The Department of Housing and Urban Development (HUD) spends $10 billion a year on “community planning and development” subsidies to state and local governments. Community development sounds uplifting, but it involves mundane activities such as filling potholes.
Budget expert Tad DeHaven alerted me to this article in the Altoona Mirror yesterday:
City Council recently approved a fairly standard plan for spending its annual entitlement money from the federal Department of Housing and Urban Development.
… This year’s funding for [Community Development Block Grant] CDBG was $1.42 million — not much different from last year’s amount.
Loan paybacks of $162,000 brought this year’s CDBG total to $1.58 million, according to a summary provided by CDBG program Manager Mary Johnson.
Of that, $346,000 will go for rehabilitation of single-family homes; $306,000 for demolition of blighted properties; $301,000 for program administration; $332,000 for street paving; $235,000 for the city’s bike patrol and $67,000 for code enforcement all in low- to moderate-income areas.

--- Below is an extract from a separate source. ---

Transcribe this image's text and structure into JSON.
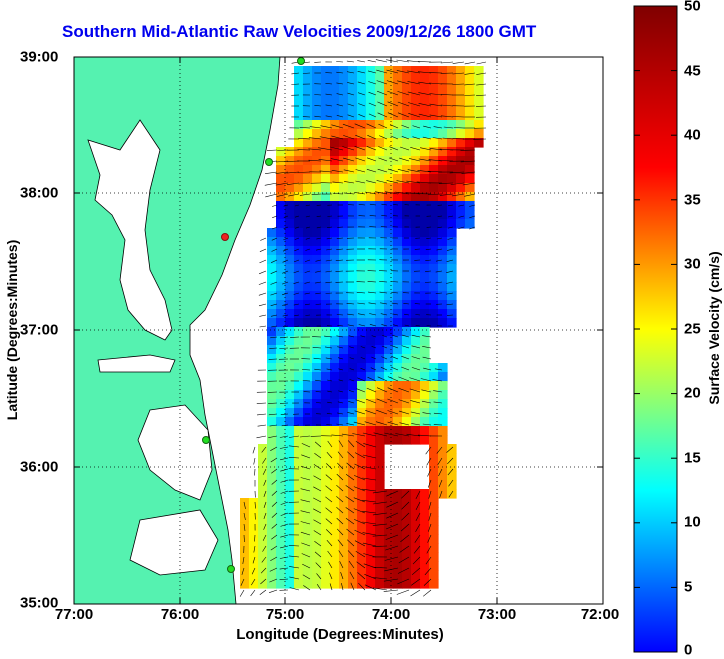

Of $193,000 in HOME funding, $129,000 will go for rehabilitation of rental properties, $44,000 for an upgrade of Improved Dwellings for Altoona’s Woodrow Wilson Gardens parking lot in Garden Heights and $19,000 for program administration.
These activities are entirely local in nature, so why involve the federal government? The Woodrow Wilson apartment company pays $674,000 a year in local property taxes. Why not let the company keep some of that cash and pave its own parking lot? That would be easier than imposing federal income taxes on Altoona residents, sending the money to Washington to pay for the HUD bureaucracy, and having some of it trickle back down to Altoona.